Table of Contents

Public classSealed FSTBuilder

Namespace
Rowles.LeanLucene.Codecs.Fst
Assembly
Rowles.LeanLucene.dll

Builds a minimal acyclic finite state transducer (FST) from sorted byte-sequence keys with associated long outputs. Uses suffix-sharing (Daciuk et al.) to compress the automaton: identical sub-graphs are stored only once.

Usage:

var builder = new FSTBuilder();
builder.Add(key1Bytes, output1);
builder.Add(key2Bytes, output2);  // keys MUST be in lexicographic byte order
byte[] fstData = builder.Finish();

The returned byte[] can be written to disk and decoded by FSTReader.

Serialised format (documented for FSTReader):

  • Header (always present):
    1. 4 bytes — magic: ASCII FST1 (0x46 0x53 0x54 0x31)
    2. VarInt — root node address (absolute position in the node-data section, or -1 if empty)
    3. VarInt — key count
  • Node data: Nodes are written into a contiguous byte buffer. Each node is serialised as a sequence of arcs. Nodes are appended in the order they are compiled (deepest-suffix-first). The root node is the last to be compiled, so its address is stored in the header.
  • Arc layout (each arc):
    1. 1 byte — flags: [bit 7: isFinal][bit 6: isLastArc][bit 5: hasOutput][bit 4: hasTarget][bits 3-0: reserved]
    2. 1 byte — label (the byte value on this transition; 0x00 for virtual arcs on final-only nodes)
    3. If hasTarget: VarInt-encoded target address (absolute position in node-data section)
    4. If hasOutput: VarInt-encoded output value (long, 7-bit variable-length, unsigned encoding)
  • The isLastArc flag marks the final arc of a node (arcs are written consecutively; the reader scans until it encounters isLastArc == true).
  • Final-only nodes (accept states with no outgoing arcs) are encoded as a single virtual arc with label 0x00, flags isFinal | isLastArc, and an optional output (the final output).
  • Final flag on arcs: when a node is both final (accept state) and has outgoing arcs, the isFinal flag is set on the first arc. The node's FinalOutput is encoded as an additional virtual arc (label 0xFF) appended before the real arcs when the final output is non-zero. If the final output is zero, only the flag on the first real arc signals acceptance.

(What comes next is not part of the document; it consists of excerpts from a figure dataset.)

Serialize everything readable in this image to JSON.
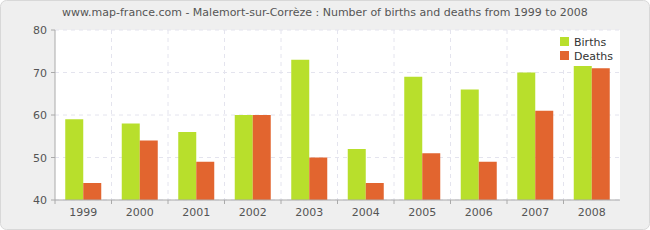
{
  "chart_data": {
    "type": "bar",
    "title": "www.map-france.com - Malemort-sur-Corrèze : Number of births and deaths from 1999 to 2008",
    "categories": [
      "1999",
      "2000",
      "2001",
      "2002",
      "2003",
      "2004",
      "2005",
      "2006",
      "2007",
      "2008"
    ],
    "series": [
      {
        "name": "Births",
        "color": "#b8df2c",
        "values": [
          59,
          58,
          56,
          60,
          73,
          52,
          69,
          66,
          70,
          72
        ]
      },
      {
        "name": "Deaths",
        "color": "#e2652f",
        "values": [
          44,
          54,
          49,
          60,
          50,
          44,
          51,
          49,
          61,
          71
        ]
      }
    ],
    "ylim": [
      40,
      80
    ],
    "yticks": [
      40,
      50,
      60,
      70,
      80
    ],
    "grid": true,
    "legend": "top-right"
  }
}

VarInt encoding: 7-bit variable-length, little-endian, compatible with System.IO.BinaryWriter.Write7BitEncodedInt64(System.Int64). Each byte stores 7 data bits; the high bit (0x80) is a continuation flag.

Algorithm — incremental construction (Daciuk et al.):

  1. Maintain a "frontier" — one FSTBuilder.UncompiledNode per byte of the current key prefix.
  2. When adding a new key, find the common prefix length with the previous key.
  3. For each frontier node beyond the common prefix, "freeze" (compile) it: check a registry of previously frozen nodes for an equivalent node (same arcs, outputs, final flag). If found, reuse that address (suffix sharing). Otherwise, serialise the node to the output buffer and register it.
  4. Extend the frontier for the new key's suffix.
  5. Distribute the output along arcs: push as much output as possible onto earlier (leftmost) arcs; differences are pushed down to child arcs.
  6. Finish() freezes remaining frontier nodes and returns the serialised FST.
public sealed class FSTBuilder
FSTBuilder

Public constructor FSTBuilder(int)

Creates a new FST builder with the specified initial buffer capacity.

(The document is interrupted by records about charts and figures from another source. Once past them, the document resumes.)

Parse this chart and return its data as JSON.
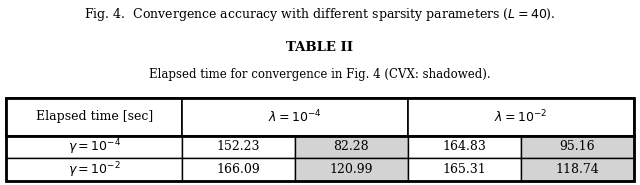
{
  "fig_caption": "Fig. 4.  Convergence accuracy with different sparsity parameters ($L = 40$).",
  "table_title": "TABLE II",
  "table_subtitle": "Elapsed time for convergence in Fig. 4 (CVX: shadowed).",
  "col_header_label": "Elapsed time [sec]",
  "col_headers": [
    "λ = 10⁻⁴",
    "λ = 10⁻²"
  ],
  "row_headers": [
    "γ = 10⁻⁴",
    "γ = 10⁻²"
  ],
  "data": [
    [
      "152.23",
      "82.28",
      "164.83",
      "95.16"
    ],
    [
      "166.09",
      "120.99",
      "165.31",
      "118.74"
    ]
  ],
  "shaded_cols": [
    1,
    3
  ],
  "shade_color": "#d3d3d3",
  "bg_color": "#ffffff",
  "border_color": "#000000",
  "font_size_caption": 9,
  "font_size_title": 9.5,
  "font_size_subtitle": 8.5,
  "font_size_table": 9
}
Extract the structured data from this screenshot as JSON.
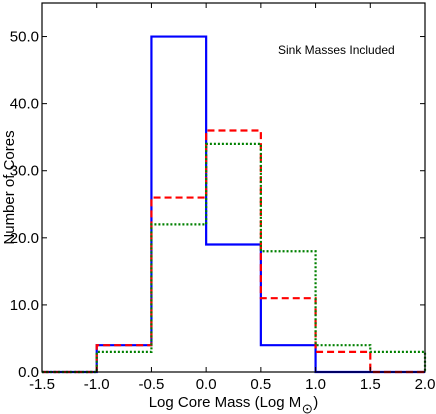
{
  "chart_data": {
    "type": "line",
    "plot_style": "step histogram",
    "xlabel": "Log Core Mass (Log M",
    "xlabel_suffix": ")",
    "xlabel_symbol": "sun-symbol",
    "ylabel": "Number of Cores",
    "annotation": "Sink Masses Included",
    "xlim": [
      -1.5,
      2.0
    ],
    "ylim": [
      0,
      55
    ],
    "x_ticks": [
      -1.5,
      -1.0,
      -0.5,
      0.0,
      0.5,
      1.0,
      1.5,
      2.0
    ],
    "x_tick_labels": [
      "-1.5",
      "-1.0",
      "-0.5",
      "0.0",
      "0.5",
      "1.0",
      "1.5",
      "2.0"
    ],
    "y_ticks": [
      0,
      10,
      20,
      30,
      40,
      50
    ],
    "y_tick_labels": [
      "0.0",
      "10.0",
      "20.0",
      "30.0",
      "40.0",
      "50.0"
    ],
    "grid": false,
    "bin_edges": [
      -1.5,
      -1.0,
      -0.5,
      0.0,
      0.5,
      1.0,
      1.5,
      2.0
    ],
    "series": [
      {
        "style": "solid",
        "color": "#0000ff",
        "values": [
          0,
          4,
          50,
          19,
          4,
          0,
          0
        ]
      },
      {
        "style": "dashed",
        "color": "#ff0000",
        "values": [
          0,
          4,
          26,
          36,
          11,
          3,
          0
        ]
      },
      {
        "style": "dotted",
        "color": "#008000",
        "values": [
          0,
          3,
          22,
          34,
          18,
          4,
          3
        ]
      }
    ]
  }
}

Internal fieldInternal FlagHasOutput

Internal fieldInternal FlagHasTarget

Internal fieldInternal FlagIsFinal

Internal fieldInternal FlagIsLastArc

Public property Count

Number of keys added so far.

Internal propertyInternal HeaderMagic

Public method Add(ReadOnlySpan<byte>, long)

Add a key-output pair. Keys MUST be added in strict lexicographic (byte) sorted order. Duplicate keys are not permitted.

Public method Finish()

Finalise the FST and return the serialised byte array. The builder cannot be used after calling Finish().

Internal methodInternal ReadVarInt(ReadOnlySpan<byte>, ref int)

Reads a VarInt-encoded long from buffer starting at offset. Advances offset past the consumed bytes.

Internal methodInternal VarIntSize(long)

Returns the number of bytes needed to VarInt-encode value.

Internal methodInternal WriteVarInt(byte[], int, long)

Writes a long value as a 7-bit variable-length integer. Returns the number of bytes written.